Czytaj także: Nowe podatki i opłaty, które przygotował rząd od 2021
Ważny interes?
– Rzeczywiście, na całym świecie można znaleźć przykłady tego typu danin, choćby na forum UE trwają dyskusje o podatku od plastiku czy tzw. węglowego, czyli od produktów szkodliwych dla środowiska – zauważa Arkadiusz Pączka, ekspert Federacji Przedsiębiorców Polskich. Także poprzednie rządy w Polsce sięgały od czasu do czasu po takie rozwiązania (np. podatek od zysków kapitałowych). – Ale nie ulega wątpliwości, że w ostatnich latach jest ich znacznie więcej niż za kadencji poprzedniego rządu – zaznacza Pączka.

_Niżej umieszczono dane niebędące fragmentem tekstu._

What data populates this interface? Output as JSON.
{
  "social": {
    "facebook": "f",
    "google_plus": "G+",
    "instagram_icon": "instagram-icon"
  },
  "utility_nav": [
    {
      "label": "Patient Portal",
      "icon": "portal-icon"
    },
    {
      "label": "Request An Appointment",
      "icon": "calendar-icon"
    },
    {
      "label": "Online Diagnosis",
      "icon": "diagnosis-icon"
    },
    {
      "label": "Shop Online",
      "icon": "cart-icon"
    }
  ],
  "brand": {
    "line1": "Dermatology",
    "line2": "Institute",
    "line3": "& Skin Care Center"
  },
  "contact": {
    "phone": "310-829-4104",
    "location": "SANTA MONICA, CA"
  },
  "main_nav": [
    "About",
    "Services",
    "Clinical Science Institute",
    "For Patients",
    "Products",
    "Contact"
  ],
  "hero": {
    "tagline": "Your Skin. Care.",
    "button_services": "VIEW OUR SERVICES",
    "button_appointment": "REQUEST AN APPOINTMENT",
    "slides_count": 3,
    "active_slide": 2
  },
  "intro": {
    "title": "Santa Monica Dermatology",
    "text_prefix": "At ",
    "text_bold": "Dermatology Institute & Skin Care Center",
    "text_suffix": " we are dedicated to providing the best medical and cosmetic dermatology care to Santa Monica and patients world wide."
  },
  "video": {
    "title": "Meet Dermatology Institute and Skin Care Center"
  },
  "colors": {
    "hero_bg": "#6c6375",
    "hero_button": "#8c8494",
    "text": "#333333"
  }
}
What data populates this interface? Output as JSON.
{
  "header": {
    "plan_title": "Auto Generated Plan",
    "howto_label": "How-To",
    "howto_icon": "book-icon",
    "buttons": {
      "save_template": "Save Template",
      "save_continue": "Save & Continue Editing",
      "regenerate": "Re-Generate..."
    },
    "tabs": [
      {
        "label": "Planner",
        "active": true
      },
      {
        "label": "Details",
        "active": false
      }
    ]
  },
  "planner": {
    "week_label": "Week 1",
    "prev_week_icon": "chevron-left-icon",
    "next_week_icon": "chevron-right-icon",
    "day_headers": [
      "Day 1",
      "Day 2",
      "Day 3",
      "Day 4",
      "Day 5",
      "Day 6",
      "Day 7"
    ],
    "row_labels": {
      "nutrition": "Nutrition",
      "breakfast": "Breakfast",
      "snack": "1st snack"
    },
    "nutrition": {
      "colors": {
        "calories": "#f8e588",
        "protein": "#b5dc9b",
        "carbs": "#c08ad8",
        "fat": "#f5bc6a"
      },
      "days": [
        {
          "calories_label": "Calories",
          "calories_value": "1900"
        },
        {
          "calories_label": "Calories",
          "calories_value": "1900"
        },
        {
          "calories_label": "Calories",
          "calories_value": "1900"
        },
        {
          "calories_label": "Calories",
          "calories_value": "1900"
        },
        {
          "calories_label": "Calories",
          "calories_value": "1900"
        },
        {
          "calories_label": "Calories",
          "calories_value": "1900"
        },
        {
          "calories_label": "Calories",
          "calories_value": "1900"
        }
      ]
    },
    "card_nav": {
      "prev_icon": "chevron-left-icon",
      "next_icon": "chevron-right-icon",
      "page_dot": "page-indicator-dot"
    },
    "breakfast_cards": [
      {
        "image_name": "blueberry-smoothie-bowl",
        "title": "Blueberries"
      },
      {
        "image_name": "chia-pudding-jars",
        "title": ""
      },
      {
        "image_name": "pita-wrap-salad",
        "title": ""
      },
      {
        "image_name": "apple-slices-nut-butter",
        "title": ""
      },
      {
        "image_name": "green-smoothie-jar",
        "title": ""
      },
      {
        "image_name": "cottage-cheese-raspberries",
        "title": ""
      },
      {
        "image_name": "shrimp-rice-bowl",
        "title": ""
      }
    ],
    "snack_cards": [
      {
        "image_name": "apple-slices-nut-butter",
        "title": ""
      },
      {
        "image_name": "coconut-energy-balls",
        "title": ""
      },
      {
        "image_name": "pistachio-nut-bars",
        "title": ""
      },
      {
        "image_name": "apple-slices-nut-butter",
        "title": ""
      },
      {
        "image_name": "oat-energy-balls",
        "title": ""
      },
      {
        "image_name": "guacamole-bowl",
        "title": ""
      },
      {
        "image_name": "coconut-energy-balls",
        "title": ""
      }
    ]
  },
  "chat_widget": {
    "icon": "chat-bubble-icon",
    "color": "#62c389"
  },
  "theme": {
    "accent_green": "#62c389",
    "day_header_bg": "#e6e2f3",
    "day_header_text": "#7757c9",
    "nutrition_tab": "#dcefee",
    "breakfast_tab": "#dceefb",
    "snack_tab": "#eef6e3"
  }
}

Ciekawe, że wpływy z poszczególnych danin sektorowych nie wydają się duże w porównaniu z wpływami z podatków powszechnych. Przykładowo w 2019 r. łącznie VAT, PIT, CIT i akcyza przyniosły do kasy państwa ok. 430 mld zł. Na tym tle 0,8 mld zł ze składki od reklam to kropelka. Nawet 3 mld zł z opłaty cukrowej czy ponad 4 mld zł od banków nie robi oszałamiającego wrażenia. Rząd wykorzystuje to zwykle jako argument, że wcale nie chodzi mu o cele fiskalne, ale o ważny interes społeczny.